A teenager from northern China has promised to take his case to court if his parents fail to buy him a home.
Liu Xuezhou, a 17-year-old college student in northern China’s Hebei province, announced on Thursday that he is suing his biological parents for leaving him twice after reuniting with them with the help of police a few weeks ago.
The teen, who hunted down his parents last month, wrote on his social media page that it was a joyous reunion at first, but they began arguing after discussing financial matters.
He said that his divorced parents, who now have new families, refused to let him remain with them or provide him with a separate residence. The parents, on the other hand, claimed that he was pressuring them to buy him property that they couldn’t afford.
His father, Ding Shuangquan, told mainland media that once he finishes college, they would consider buying him a home and invited Liu to live with him for the time being, but Liu claims they lied and that neither his mother nor father have allowed him to visit their home.
“Was it your home where you met me? Funny …” he wrote on Weibo.

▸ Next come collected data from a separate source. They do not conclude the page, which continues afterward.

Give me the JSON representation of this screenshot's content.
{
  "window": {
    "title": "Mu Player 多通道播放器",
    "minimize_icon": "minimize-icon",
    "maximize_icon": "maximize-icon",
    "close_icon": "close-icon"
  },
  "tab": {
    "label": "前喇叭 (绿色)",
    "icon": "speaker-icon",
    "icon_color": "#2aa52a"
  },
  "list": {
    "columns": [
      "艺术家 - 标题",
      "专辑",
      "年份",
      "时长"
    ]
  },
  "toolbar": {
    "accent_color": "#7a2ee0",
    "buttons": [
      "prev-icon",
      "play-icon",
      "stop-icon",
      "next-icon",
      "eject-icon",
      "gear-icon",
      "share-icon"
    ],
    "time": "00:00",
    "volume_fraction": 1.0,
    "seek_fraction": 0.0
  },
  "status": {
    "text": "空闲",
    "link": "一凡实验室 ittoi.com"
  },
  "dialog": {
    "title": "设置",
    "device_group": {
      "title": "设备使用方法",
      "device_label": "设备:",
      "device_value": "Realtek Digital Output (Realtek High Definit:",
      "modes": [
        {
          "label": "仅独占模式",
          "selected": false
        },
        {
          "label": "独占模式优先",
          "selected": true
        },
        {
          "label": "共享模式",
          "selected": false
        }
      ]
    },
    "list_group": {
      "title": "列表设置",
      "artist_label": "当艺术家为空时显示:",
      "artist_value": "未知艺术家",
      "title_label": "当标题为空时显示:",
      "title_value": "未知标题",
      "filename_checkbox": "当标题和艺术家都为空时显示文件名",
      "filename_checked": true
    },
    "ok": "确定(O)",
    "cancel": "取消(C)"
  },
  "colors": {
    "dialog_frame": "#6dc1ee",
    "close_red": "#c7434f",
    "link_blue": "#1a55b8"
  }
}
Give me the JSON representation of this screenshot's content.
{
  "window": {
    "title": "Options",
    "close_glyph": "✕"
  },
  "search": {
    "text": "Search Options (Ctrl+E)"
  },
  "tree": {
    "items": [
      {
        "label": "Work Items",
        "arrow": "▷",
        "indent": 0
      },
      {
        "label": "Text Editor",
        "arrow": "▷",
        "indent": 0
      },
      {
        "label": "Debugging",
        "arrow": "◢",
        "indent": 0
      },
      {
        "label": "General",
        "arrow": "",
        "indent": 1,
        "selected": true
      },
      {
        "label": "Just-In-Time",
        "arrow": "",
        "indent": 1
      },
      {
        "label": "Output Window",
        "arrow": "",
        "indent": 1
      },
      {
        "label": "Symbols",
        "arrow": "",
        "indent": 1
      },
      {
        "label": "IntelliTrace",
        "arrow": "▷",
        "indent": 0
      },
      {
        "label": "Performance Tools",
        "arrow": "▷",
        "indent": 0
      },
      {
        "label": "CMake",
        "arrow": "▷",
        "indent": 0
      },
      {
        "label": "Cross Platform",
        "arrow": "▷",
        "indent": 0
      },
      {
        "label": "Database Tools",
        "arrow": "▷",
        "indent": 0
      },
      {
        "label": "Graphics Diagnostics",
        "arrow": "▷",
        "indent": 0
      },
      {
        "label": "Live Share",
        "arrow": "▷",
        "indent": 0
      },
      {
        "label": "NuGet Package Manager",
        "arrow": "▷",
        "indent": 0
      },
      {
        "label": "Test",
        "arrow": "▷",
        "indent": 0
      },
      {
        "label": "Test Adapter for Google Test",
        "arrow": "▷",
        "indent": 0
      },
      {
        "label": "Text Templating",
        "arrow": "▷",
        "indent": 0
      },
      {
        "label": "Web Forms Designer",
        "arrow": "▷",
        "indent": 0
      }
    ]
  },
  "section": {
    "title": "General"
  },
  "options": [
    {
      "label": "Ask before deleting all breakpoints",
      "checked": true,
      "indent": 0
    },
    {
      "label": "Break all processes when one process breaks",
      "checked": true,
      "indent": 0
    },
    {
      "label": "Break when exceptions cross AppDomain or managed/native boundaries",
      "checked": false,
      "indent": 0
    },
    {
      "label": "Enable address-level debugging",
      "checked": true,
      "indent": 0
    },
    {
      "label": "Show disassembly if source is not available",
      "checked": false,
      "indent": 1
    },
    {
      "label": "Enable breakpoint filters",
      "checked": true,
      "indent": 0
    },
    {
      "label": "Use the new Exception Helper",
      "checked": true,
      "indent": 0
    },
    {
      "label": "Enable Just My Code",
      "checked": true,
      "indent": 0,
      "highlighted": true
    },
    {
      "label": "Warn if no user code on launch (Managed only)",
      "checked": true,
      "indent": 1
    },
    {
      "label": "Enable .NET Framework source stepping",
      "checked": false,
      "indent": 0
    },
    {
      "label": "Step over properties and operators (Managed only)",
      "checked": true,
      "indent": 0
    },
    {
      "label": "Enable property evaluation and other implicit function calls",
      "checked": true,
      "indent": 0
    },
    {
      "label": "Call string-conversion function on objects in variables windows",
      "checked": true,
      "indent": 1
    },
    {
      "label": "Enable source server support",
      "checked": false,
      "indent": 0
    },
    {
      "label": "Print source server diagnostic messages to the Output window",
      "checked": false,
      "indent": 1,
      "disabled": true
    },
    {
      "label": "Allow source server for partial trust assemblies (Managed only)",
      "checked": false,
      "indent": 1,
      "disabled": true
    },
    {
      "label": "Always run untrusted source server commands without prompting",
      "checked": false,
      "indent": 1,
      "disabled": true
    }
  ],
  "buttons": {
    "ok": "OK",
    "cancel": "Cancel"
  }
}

“I planned to let it go because I am your child anyway. But you are turning ‘white into black’ and don’t feel you’re wrong at all by selling me. See you in court then,” he wrote.
His mother, Zhang, previously told Shangyou News that after a brief reconnection, she blocked Liu because she wanted her peaceful life back.
“Wouldn’t you stay away if he were your child and being so defensive that he even recorded your conversation? His father has remarried, and so have I. He tried to force us to buy him a home, but we are not well-off enough for that,” she said.
Ding, Liu’s father, corroborated his mother’s remarks, claiming that he was in financial trouble and that Liu’s adoptive family “should be better off.”
Liu claimed that all he requested was for his birth parents to: “either rent or buy a place for me because I have been homeless”.
Ding and Zhang have not responded to their son’s intention to sue them.
Liu was orphaned at the age of four when his adopted parents, two farmers from Hebei’s Xingtai, died in an accident after buying him through a broker from his birth parents.
He was raised by his adopted grandparents following the death of his adoptive parents and the destruction of their home, and was shuffled between other relatives.